Il résulte des dispositions de l'article L. 1234-1 du code du travail que la faute grave résulte d'un fait ou d'un ensemble de faits imputables au salarié, qui constitue une violation des obligations découlant du contrat de travail ou des relations de travail d'une importance telle qu'elle nécessite le départ immédiat du salarié, sans indemnité.
La preuve de la faute grave incombe à l'employeur, conformément aux dispositions des articles 1353 du code civil et 9 du code de procédure civile.
Si elle ne retient pas la faute grave, il appartient à la juridiction saisie d'apprécier le caractère réel et sérieux des motifs de licenciement invoqués par l'employeur, conformément aux dispositions de l'article L.1232-1 du code du travail.
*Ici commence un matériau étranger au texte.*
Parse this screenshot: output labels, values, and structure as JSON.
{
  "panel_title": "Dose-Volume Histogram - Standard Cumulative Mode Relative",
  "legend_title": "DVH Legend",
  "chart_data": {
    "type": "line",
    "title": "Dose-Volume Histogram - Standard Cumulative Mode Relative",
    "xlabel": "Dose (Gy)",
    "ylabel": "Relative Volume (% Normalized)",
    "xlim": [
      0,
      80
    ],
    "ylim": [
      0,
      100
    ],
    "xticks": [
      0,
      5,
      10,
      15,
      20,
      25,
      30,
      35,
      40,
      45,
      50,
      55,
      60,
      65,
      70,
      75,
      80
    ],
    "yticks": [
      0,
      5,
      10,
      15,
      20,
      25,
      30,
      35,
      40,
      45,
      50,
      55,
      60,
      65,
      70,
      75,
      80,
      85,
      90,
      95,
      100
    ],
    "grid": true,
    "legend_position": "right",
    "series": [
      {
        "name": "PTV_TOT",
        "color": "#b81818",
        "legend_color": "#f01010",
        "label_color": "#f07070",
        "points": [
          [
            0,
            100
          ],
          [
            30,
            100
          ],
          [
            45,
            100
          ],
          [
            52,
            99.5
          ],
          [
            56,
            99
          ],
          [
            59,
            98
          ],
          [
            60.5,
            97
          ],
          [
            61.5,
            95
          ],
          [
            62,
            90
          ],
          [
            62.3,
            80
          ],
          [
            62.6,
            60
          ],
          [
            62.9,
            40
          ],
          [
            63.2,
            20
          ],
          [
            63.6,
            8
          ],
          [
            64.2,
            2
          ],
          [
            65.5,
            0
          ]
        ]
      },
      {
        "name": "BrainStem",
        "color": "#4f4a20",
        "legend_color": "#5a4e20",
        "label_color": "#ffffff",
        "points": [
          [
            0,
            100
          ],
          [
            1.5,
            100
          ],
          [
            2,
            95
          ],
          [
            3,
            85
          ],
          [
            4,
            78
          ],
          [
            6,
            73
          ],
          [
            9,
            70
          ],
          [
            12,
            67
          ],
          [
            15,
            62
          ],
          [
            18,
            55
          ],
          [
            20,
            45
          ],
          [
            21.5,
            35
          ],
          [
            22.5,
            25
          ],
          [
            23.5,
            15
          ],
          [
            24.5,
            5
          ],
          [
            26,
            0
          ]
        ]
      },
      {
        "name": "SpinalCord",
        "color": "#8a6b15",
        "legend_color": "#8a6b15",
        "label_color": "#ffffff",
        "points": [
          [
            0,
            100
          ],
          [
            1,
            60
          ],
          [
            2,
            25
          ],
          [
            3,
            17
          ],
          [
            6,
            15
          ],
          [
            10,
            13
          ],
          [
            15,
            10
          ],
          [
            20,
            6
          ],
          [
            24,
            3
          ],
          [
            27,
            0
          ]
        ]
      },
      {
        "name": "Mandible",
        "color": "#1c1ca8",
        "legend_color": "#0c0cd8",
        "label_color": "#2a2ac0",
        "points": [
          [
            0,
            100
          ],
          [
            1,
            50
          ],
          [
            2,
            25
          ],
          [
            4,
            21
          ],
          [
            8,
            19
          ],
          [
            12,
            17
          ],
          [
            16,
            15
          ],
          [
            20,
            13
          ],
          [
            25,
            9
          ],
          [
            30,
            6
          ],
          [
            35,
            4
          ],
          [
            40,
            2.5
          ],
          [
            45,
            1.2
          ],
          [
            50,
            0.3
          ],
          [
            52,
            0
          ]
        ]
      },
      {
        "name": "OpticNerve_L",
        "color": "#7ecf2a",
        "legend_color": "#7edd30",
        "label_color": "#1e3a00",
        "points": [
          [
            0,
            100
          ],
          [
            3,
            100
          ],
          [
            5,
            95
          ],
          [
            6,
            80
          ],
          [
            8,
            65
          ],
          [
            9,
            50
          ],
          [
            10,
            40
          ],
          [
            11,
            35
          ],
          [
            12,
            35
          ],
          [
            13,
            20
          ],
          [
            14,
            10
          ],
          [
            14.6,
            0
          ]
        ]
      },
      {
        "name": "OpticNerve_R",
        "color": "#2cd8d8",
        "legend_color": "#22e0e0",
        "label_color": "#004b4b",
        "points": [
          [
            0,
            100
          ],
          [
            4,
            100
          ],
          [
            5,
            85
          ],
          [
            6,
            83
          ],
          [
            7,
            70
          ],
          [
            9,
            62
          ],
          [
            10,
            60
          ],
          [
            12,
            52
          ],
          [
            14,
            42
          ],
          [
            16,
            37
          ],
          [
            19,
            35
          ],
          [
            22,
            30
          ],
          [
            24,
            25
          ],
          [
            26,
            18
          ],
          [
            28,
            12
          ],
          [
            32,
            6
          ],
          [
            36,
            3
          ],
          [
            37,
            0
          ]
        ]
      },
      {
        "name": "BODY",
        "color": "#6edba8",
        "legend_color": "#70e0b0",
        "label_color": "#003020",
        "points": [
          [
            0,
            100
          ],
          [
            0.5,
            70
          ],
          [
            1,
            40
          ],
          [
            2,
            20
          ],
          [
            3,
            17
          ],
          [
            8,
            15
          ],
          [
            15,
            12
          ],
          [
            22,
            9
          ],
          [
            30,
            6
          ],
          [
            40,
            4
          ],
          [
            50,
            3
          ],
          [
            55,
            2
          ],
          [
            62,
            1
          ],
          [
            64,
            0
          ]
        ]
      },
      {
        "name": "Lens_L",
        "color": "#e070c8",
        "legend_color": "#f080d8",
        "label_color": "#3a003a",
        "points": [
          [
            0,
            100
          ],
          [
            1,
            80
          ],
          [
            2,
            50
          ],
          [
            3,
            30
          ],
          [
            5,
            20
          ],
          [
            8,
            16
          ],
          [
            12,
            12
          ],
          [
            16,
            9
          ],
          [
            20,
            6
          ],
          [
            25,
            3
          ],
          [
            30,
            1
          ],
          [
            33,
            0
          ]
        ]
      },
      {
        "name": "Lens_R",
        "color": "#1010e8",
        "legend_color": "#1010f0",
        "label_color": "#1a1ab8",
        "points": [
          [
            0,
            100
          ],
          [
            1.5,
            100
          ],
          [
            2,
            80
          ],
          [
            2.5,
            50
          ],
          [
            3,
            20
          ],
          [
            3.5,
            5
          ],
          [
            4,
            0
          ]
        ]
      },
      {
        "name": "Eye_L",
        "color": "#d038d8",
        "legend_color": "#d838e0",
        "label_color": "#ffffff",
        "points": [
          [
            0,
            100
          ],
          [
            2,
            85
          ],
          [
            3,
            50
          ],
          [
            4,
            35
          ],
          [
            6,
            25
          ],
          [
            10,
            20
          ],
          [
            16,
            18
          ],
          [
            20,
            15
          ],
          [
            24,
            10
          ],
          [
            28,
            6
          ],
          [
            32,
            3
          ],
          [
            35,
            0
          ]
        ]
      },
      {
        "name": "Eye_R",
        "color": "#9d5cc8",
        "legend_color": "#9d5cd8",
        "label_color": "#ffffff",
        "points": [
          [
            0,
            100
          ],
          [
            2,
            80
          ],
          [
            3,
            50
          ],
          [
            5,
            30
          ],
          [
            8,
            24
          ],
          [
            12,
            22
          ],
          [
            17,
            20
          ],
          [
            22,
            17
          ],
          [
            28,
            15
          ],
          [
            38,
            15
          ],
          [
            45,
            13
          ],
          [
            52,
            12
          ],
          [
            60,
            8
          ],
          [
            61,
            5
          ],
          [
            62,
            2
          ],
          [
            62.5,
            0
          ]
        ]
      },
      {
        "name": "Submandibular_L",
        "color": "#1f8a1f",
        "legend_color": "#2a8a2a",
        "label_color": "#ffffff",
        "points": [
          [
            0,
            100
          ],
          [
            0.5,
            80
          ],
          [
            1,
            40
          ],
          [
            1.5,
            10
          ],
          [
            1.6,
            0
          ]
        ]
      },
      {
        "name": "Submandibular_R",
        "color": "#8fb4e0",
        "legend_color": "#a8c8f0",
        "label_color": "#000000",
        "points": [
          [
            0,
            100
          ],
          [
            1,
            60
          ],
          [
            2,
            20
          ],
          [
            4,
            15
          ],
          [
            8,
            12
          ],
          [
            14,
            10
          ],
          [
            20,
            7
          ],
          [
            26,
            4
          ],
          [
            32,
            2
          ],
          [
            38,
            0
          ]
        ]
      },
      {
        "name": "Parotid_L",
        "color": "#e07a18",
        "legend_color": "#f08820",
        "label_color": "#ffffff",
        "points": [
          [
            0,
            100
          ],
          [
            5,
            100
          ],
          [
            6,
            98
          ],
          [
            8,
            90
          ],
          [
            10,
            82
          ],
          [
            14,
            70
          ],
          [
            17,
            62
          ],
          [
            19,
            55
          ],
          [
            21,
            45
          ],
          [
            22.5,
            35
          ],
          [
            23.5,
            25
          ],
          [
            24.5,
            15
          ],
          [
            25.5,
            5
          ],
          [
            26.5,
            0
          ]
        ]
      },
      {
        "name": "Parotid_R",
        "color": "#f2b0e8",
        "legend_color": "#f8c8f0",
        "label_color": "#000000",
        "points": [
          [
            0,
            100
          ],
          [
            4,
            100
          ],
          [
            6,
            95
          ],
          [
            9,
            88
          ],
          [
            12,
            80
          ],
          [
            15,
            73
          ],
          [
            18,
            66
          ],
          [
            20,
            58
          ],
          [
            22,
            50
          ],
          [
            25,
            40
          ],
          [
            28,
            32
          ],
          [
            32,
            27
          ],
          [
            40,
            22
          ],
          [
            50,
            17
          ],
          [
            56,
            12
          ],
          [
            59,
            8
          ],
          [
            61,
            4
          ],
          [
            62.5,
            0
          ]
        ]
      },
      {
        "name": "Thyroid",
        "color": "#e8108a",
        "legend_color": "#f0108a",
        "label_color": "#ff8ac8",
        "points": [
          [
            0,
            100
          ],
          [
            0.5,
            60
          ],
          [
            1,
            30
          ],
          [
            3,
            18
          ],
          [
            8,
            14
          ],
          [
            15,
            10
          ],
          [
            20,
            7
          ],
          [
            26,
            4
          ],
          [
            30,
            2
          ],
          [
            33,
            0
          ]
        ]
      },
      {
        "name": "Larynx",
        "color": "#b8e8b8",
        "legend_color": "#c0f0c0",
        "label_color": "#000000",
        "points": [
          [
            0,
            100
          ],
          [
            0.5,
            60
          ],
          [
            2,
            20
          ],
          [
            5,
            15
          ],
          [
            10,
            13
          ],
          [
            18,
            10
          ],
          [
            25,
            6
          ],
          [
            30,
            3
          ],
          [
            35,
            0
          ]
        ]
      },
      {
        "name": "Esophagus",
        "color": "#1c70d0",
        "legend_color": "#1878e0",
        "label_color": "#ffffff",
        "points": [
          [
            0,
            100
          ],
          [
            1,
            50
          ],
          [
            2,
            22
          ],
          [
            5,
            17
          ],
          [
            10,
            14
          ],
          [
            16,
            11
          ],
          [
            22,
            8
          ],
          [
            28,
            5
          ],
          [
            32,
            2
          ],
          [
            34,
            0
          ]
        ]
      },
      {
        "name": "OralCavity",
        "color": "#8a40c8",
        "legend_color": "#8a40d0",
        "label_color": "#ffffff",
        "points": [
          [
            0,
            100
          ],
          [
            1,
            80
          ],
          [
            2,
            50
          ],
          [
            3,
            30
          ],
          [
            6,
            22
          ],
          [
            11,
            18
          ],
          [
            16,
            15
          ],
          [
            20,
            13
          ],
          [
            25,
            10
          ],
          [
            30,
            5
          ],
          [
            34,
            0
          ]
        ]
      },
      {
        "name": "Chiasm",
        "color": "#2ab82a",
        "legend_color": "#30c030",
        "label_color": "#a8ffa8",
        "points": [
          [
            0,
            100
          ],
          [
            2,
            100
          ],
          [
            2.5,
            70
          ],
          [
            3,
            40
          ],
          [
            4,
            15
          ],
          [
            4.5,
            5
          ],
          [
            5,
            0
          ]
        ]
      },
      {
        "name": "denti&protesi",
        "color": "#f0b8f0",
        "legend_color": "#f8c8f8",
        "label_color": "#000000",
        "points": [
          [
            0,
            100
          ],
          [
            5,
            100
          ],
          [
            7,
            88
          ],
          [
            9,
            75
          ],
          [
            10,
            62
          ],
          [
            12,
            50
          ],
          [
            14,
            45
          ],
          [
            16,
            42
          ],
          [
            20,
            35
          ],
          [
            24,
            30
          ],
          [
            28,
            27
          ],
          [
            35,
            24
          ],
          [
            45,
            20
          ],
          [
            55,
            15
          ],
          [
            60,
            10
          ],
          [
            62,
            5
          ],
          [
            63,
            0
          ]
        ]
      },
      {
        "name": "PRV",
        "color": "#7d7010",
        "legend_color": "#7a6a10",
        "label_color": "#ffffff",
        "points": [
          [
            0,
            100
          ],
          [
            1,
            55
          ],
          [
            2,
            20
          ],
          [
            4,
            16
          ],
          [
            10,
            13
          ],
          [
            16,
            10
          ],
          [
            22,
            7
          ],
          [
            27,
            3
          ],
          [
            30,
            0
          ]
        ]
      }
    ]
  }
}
Lorsque un salarié fait valoir que son licenciement constitue une mesure de rétorsion à une alerte ou une plainte, il convient d'abord d'analyser le bien-fondé du licenciement.
En l'espèce, la lettre de licenciement pour faute grave du 25 juin 2020 énonce les griefs suivants :
'Madame,
Vous êtes salariée de notre entreprise depuis le 1er septembre 2011 et occupez les fonctions de Cadre commerciale.
L'article 7 de votre contrat de travail est rédigé de la manière suivante :
«Madame [Q] [F] s'engage formellement à ne pas divulguer les études, conceptions, méthodologies, projets, réalisations, programmes spécifiques étudiés ou réalisés dans la société, que ce soit pour le compte des clients, ou pour la société elle-même Elle se déclare à cet égard liée par le secret professionnel le plus absolu.
Elle s'engage à conserver la discrétion la plus absolue sur l'ensemble des renseignements et résultats qu'elle pourra recueillir à l'occasion de ses fonctions ou du fait de sa présence dans la société tant pendant la durée du présent contrat qu'après sa cessation pour quelque raison que ce soit.
Tous les documents, lettres, notes de service et instructions concernant la société et dont Madame [Q] [F] pourra avoir connaissance dans l'exercice de ses fonctions, seront confidentiels et resteront la propriété exclusive de la société.
Madame [Q] [F] s'interdit toute duplication, exploitation et commercialisation de tout logiciel mis au point au sein de la société.
Tout logiciel et/ou étude qui sera crée ou réalisé par Madame [Q] [F] ou avec son concours pendant la durée du présent contrat sera la propriété de la société ».
Nous avons découvert que depuis le 11 mai au moins, vous transférez des mails contenant des éléments confidentiels de la société à Monsieur [I], commercial grands comptes de la société [3].
Vous avez notamment adressé des informations sur les recrutements, sur nos listes clients, des classements, une présentation que nous avons réalisée sur le marché du recrutement et de nombreuses autres informations dont vous aviez connaissance dans le cadre de l'exercice de votre contrat de travail.
Ces agissements constituent des actes déloyaux.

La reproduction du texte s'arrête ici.